Meet Henio Arcangeli Jr., the highest ranking Latino auto executive in the U.S.
He is the senior vice president of automobile sales at Honda & Acura, a role he’s filled since 2017.
The auto industry in the United States is continuously evolving. With the population in the country also changing, so too does the consumer base.
As Latinos are comprising a larger segment of the U.S. population, it just so happens that the highest ranking auto sales executive in the U.S. for one of the most popular car brands in the country is Latino.
Henio Arcangeli, Jr. is the senior vice president of the automobile division of American Honda Motor and Acura Co. In his role, he is responsible for the sales and marketing operations for the Honda and Acura automobile brands within the United States.
“Honda is an amazing company,” Arcangeli said during an interview with AL DÍA. “Everything from innovation of products, the company culture, the people here wanting to do what’s right for the customer… for society, it’s really a fantastic company.”
Under his leadership, Honda sells more than 1.6 million automobiles a year through its dealer partners throughout the U.S., Central America and the Caribbean, totaling two dozen countries.
As the highest-ranking Latino executive in the auto industry, Arcangeli holds that distinction as one that brings a lot of pride, but also great responsibility.
“I know it’s a huge responsibility,” he said. “It’s a huge responsibility to provide a very clear leadership and guidance for the continued growth and success of these businesses. So, it’s a job that I absolutely relish and also understand the gravity… that comes with it.”
Arcangeli’s father came to the United States with his best friends. He didn’t speak a word of English, and had less than $200 in his pocket.
He landed in Los Angeles, and found a job within a day.
For about two years, he maintained contact with Arcangeli’s mother mainly through letters. However, after establishing himself, he proposed. She then landed in Los Angeles, the two married and started their life together in the U.S.
“It’s kind of the classic immigrant story if you think about it,” Arcangeli reflected.
Growing up, Arcangeli’s father had a commercial refrigeration business, and managed several mechanics. During the summer, the young Arcangeli would often watch his father fix and make things.
Around the same time, he developed an interest in mechanics, auto racing, and the technology that went along with it.
“At a very young age, knew I wanted to be an engineer,” said Arcangeli. “I dreamed of designing, building cars, and wanting to work in the auto industry… That was my passion growing up.”
Prior to joining American Honda in 2017, Arcangeli had worked several years as a senior operating executive in several “durable consumer product industries,” as he called it.
These include GE Appliances, Yamaha Motor Corporation and Yanmar North America.
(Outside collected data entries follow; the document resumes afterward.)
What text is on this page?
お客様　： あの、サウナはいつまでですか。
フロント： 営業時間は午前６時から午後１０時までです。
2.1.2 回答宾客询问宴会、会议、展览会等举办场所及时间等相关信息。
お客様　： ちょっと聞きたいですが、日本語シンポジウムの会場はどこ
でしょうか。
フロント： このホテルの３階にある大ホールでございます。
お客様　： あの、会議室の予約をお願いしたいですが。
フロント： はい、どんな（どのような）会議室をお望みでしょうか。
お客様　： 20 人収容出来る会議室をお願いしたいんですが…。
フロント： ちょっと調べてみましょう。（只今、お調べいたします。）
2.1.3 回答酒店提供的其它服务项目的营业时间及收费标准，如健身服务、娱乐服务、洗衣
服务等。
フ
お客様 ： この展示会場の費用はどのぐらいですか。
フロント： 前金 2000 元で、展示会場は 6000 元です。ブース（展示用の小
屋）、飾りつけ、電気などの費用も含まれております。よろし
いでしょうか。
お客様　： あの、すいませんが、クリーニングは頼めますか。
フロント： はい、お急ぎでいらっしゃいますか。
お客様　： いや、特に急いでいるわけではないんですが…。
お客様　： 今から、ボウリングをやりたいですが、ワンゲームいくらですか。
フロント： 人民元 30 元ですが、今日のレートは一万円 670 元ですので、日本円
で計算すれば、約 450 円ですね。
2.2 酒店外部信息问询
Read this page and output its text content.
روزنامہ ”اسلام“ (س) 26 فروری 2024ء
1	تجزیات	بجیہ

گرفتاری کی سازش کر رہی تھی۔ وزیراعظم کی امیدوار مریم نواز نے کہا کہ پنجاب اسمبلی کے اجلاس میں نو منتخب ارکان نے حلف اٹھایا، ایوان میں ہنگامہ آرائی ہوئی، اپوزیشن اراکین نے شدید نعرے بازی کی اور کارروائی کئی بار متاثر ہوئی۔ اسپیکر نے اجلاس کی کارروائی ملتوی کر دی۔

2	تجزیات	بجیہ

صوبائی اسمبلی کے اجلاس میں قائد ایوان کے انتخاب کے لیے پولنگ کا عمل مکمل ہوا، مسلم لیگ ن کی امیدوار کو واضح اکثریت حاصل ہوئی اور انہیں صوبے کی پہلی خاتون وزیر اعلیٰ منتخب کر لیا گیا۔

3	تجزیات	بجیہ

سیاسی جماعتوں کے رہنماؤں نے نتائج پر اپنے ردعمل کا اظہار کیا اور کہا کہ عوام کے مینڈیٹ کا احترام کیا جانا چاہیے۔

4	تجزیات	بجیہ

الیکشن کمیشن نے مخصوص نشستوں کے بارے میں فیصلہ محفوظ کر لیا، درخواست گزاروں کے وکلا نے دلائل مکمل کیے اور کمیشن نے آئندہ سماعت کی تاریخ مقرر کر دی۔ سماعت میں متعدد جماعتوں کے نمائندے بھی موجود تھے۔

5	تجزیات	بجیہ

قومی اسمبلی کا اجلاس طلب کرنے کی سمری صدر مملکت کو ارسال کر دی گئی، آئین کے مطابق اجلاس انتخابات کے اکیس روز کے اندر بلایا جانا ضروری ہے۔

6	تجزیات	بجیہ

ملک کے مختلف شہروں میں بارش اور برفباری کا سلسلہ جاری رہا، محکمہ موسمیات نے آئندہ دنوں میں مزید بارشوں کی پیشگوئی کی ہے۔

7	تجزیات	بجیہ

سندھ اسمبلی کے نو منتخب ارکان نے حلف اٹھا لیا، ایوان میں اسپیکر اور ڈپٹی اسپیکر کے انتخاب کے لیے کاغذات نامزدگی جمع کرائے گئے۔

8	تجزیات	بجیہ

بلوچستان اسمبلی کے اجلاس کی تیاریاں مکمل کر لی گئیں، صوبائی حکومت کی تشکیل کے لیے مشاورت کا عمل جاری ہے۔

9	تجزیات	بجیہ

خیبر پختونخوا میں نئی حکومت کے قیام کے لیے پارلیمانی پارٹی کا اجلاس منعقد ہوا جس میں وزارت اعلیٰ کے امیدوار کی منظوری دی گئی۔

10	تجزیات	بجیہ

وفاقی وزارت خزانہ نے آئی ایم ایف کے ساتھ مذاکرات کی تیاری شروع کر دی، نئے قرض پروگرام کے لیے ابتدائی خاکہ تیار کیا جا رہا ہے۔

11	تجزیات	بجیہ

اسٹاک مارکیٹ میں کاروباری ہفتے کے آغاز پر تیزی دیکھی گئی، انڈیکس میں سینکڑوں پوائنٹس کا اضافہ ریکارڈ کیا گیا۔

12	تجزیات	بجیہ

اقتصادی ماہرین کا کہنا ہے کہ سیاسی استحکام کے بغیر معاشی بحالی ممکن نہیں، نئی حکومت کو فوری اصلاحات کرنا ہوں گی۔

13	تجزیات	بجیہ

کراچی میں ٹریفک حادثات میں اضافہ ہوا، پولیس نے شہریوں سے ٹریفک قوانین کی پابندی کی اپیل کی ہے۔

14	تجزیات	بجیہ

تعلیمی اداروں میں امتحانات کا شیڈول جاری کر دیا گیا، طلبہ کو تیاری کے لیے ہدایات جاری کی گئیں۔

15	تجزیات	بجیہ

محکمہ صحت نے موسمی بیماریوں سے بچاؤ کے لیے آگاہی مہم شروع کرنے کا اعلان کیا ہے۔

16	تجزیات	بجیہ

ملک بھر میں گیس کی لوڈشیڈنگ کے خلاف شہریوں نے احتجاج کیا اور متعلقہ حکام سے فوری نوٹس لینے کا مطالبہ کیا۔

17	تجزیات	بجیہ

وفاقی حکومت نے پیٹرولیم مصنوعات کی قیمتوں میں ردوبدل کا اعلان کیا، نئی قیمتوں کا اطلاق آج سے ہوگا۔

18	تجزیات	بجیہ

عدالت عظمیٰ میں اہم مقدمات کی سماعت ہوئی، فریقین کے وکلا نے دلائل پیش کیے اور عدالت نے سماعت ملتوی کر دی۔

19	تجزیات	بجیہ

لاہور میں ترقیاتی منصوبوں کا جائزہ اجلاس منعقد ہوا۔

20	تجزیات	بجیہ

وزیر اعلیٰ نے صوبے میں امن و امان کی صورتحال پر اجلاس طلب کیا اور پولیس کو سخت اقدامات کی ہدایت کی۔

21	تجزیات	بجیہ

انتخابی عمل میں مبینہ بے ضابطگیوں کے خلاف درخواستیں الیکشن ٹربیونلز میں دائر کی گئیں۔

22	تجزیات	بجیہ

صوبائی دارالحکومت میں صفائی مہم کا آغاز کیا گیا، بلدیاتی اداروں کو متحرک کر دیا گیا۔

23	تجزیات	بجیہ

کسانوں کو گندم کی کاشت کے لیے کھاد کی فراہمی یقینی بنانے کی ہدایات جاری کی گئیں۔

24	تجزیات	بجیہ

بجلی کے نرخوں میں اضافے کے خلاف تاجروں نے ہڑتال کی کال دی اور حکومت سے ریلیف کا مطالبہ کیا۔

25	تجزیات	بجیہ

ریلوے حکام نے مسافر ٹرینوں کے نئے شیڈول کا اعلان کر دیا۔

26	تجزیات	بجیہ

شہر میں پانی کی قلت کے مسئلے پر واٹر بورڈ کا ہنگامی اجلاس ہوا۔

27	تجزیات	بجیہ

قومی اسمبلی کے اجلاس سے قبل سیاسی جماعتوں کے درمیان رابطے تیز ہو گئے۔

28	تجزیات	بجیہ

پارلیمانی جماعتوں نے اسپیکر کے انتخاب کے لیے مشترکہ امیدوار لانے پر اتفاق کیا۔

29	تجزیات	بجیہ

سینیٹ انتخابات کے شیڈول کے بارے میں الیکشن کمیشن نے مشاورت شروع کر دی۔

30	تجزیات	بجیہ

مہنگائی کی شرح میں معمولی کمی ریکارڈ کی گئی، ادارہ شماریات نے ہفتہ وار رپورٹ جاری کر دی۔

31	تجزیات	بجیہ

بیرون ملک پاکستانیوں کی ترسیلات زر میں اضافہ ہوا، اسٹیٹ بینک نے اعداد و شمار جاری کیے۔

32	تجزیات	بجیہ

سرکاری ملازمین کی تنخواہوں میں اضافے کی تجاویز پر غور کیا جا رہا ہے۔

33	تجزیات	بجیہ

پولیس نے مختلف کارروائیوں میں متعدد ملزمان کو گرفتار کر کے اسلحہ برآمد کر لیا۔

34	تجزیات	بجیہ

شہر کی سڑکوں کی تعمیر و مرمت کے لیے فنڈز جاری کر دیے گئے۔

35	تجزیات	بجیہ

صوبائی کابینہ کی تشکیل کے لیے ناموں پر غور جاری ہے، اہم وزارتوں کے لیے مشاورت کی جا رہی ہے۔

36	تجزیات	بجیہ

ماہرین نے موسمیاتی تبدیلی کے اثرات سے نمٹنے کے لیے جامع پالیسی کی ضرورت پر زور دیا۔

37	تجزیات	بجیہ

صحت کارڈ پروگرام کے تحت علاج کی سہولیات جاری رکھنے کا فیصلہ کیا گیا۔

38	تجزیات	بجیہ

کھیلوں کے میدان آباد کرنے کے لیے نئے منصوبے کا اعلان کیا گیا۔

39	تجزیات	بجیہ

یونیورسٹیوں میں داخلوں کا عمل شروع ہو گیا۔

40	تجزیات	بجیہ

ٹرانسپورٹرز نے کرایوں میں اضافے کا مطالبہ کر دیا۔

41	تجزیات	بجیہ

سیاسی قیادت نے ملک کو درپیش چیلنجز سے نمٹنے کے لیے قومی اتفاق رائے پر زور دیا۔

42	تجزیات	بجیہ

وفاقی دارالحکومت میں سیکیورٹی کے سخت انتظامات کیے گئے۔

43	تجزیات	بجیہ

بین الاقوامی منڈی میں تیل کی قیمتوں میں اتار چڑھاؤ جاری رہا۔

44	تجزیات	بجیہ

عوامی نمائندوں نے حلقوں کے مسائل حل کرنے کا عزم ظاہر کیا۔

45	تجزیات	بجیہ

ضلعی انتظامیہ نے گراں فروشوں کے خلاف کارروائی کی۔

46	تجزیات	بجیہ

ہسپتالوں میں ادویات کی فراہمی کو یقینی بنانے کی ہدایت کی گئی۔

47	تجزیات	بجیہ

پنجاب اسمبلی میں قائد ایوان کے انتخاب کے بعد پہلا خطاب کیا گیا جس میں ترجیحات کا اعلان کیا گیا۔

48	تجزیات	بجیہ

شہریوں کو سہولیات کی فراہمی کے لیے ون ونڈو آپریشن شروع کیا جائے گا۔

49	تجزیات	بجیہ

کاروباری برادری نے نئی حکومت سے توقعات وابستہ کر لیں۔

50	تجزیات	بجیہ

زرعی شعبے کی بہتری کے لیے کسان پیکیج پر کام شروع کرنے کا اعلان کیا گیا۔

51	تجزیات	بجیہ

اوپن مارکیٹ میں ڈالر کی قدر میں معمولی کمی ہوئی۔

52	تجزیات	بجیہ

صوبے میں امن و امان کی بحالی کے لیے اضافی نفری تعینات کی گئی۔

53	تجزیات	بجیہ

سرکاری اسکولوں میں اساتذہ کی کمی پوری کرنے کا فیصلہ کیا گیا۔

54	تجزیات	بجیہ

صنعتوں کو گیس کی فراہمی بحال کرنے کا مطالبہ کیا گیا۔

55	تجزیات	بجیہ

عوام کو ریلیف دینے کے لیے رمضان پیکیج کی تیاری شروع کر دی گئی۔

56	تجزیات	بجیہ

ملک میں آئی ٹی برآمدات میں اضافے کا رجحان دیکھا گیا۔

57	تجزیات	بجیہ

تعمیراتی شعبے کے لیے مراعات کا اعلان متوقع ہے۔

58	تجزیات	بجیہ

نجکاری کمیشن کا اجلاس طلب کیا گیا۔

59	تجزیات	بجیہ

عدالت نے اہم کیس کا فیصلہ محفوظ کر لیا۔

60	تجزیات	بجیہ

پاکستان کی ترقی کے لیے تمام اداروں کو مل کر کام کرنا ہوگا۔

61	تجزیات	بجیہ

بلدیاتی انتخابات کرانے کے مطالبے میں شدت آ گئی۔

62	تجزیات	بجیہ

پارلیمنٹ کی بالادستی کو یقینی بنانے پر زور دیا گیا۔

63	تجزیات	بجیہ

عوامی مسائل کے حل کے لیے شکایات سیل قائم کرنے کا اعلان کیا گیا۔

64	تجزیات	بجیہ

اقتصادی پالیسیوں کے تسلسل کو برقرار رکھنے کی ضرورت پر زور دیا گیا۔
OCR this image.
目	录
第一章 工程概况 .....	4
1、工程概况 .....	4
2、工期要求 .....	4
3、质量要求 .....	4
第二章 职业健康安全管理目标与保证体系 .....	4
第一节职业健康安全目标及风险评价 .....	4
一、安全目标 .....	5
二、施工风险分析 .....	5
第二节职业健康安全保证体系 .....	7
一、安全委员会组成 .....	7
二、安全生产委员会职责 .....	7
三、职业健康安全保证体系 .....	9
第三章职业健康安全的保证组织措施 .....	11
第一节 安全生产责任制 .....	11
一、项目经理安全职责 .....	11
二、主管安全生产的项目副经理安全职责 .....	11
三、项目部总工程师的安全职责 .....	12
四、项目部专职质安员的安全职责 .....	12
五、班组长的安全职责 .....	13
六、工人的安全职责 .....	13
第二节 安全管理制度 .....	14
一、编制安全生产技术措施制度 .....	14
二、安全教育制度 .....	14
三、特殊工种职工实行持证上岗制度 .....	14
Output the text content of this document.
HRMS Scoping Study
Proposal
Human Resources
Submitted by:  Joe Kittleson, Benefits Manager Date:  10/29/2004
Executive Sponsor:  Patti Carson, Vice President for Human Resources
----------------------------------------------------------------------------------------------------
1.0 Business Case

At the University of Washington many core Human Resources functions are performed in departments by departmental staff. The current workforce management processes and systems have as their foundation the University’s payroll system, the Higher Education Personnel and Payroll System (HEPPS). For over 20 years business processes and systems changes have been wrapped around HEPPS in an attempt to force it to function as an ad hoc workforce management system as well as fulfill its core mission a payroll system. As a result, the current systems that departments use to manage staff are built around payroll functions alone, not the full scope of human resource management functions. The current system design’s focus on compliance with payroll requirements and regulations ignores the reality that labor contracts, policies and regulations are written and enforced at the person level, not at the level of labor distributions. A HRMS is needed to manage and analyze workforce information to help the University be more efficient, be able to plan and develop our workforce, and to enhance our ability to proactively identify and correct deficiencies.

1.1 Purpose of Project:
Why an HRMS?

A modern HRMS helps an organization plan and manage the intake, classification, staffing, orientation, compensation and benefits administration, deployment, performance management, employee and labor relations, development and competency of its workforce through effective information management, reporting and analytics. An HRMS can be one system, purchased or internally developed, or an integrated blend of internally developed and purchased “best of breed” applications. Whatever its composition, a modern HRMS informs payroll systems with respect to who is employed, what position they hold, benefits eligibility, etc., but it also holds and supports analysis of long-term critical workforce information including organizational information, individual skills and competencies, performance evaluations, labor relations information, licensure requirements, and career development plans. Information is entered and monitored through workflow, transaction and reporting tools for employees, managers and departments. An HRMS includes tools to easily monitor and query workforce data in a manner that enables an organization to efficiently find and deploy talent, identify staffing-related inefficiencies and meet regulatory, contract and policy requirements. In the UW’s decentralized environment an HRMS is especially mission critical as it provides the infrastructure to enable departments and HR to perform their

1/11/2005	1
However, working in the auto industry is where his passion lies.
“I truly enjoy the automotive business,” Arcangeli confirmed. “Everything from the design and engineering aspects of the business and developing new vehicles, to being on the commercial side of the business, marketing and selling what I think are the best vehicles on the market.”
As some automakers abandon the sedan segment, Honda continues to see sedans as an opportunity to reach Latino buyers.
“Consumers are very important to both Honda and Acura,” Arcangeli said. “And I’m very happy to say that Honda has done very well with the Spanish-speaking community.
Furthermore, he added that the Honda Civic is one of the most popular vehicles the company sells today, and is the number one selling vehicle to Spanish-speaking customers in the U.S.
Arcangeli highlighted the brand’s style, reliability and good fuel economy as some of the factors that play into Honda’s popularity and value among the Latino community.
“I think that enables us to be highly effective, and very good at targeting Spanish-speaking consumers in the United States,” he added.
As a high-ranking Latino executive, Arcangeli says it’s important to have goals. That’s been one of the factors he can point to that helped him get to the position in which he is in today.
“If you don’t have goals, it’s easy to become a leaf in the wind and just go where the wind guides you to,” he said.
In addition, he added that there is no substitution for hard work and education.
That was a value that his parents instilled in him and his brother, and one that remains at the core of everything he does.
“I’ve always used that as my baseline of what it takes to be successful.”